The status of electoral integrity in Africa

On 22 June, the Electoral Integrity Project (EIP), in partnership with the Hanns Seidel Foundation, launched a report titled Electoral Integrity in Africa.

The report is the first by the EIP to present findings of the study of electoral integrity in a specific region, in this case, Africa, a continent of great diversity whose elections are under-studied in comparison with Europe or America. 

“The purpose of the report is twofold,” explains Dr Ferran Martínez i Coma, Research Associate at the Electoral Integrity Project and co-author of the report.

“First, it aims to present the African results of the perceptions of electoral integrity expert surveys, and second, to analyse important elements at play in shaping the integrity of African elections. Much attention has been placed on polling day and the immediate administration of elections, but many other elements of the electoral cycle are key to the integrity of the elections.”

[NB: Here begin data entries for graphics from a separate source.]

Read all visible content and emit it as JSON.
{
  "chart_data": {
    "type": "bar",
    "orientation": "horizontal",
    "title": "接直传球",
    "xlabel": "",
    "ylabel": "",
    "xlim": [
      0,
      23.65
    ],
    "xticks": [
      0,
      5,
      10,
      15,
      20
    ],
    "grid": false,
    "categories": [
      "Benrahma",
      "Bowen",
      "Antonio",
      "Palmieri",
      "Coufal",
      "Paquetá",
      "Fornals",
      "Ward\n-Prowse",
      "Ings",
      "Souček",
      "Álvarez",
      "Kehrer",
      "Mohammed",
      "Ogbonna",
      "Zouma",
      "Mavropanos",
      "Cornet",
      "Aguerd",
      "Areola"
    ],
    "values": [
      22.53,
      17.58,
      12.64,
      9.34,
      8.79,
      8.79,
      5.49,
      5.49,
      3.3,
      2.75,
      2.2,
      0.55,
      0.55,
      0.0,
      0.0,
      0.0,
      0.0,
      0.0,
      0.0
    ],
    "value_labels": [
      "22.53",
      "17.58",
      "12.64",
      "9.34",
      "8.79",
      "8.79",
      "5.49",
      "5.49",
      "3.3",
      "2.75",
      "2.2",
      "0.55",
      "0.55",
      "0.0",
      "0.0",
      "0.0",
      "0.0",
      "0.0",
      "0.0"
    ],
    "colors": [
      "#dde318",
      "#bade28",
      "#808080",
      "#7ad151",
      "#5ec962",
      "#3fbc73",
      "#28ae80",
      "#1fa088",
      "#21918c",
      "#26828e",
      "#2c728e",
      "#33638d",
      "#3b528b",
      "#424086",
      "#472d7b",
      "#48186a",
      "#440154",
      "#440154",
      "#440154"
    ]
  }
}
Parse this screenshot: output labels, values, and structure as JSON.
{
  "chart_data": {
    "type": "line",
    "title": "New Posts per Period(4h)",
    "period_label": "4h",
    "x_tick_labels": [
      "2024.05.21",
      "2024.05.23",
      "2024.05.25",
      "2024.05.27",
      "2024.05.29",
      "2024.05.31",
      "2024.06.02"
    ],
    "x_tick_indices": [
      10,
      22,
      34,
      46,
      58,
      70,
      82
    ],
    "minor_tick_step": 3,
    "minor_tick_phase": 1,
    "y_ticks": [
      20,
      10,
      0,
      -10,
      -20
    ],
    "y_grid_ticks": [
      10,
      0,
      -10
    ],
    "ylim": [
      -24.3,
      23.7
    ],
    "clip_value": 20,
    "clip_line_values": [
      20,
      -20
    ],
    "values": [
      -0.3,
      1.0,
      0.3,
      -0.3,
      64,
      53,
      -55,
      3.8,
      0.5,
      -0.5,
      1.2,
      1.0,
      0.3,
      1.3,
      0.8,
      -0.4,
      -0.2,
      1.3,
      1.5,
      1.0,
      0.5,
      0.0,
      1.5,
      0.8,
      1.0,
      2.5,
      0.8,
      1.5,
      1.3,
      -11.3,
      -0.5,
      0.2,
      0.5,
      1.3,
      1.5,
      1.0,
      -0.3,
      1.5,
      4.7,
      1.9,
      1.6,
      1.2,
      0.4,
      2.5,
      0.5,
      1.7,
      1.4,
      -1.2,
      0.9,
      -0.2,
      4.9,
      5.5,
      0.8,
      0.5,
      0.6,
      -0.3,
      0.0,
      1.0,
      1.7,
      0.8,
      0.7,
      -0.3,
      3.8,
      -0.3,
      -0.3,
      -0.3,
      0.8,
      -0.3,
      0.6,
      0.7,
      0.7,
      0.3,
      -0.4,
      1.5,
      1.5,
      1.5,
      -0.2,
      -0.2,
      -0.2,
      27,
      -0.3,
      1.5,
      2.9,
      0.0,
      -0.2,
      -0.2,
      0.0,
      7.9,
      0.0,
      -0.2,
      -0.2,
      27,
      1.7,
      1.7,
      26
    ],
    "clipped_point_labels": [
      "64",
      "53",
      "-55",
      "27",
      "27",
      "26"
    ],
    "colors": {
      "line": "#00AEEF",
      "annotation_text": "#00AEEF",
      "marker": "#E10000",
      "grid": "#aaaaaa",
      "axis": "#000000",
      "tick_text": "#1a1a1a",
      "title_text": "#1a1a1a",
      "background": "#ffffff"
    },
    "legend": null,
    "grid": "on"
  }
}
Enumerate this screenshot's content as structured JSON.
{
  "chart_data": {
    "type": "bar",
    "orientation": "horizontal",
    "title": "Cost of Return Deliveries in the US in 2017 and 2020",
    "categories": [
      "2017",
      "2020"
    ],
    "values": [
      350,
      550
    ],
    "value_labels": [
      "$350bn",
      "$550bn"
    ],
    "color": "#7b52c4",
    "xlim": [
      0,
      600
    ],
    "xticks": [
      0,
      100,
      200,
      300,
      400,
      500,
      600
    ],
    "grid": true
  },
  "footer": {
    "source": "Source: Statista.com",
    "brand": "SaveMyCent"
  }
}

The report notes an increasing trend in democracies and even non-democracies holding elections. But what determines whether elections have integrity, when and why do they fail and what adjustments are necessary to ensure their success? The report provides new, comprehensive analyses of recent elections in African countries. It covers 49 different indicators of electoral integrity in national executive and legislative elections of 28 countries from July 2012 to December 2014. 

Some of the findings of the report are:

  1. The degree of threats to electoral integrity is more severe in Africa when compared to the rest of the world; 
  2. The types of problems in Africa are similar to those found in the rest of the world. Put simply, there is no African electoral exceptionalism; 
  3. The report highlights the fact that elections can fail long before election day, so attention should be paid to the electoral dynamics and institutional quality over the entire election cycle not just election day;
  4. State resources for elections are important, but not determinant; 

Speaking at the launch, Judge Johann Kriegler, former South African Constitutional Court Judge, highlighted the importance of such research and emphasized the importance of the rule of law in society as an influence on electoral integrity.

The launch event formed part of an expert conference entitled “Electoral Integrity Conference 2015 - Detecting and Deterring Electoral Fraud and Malpractice in Africa: The Role of Political Parties”, which took place between 22 and 24 June 2015 in Cape Town. 

The conference brought together 30 electoral experts - politicians, practitioners, and academics - to discuss how political parties in Africa can contribute to promoting electoral integrity on the continent as well as to evaluate recent elections with a view to identifying emerging patterns of electoral fraud and malpractice in Africa.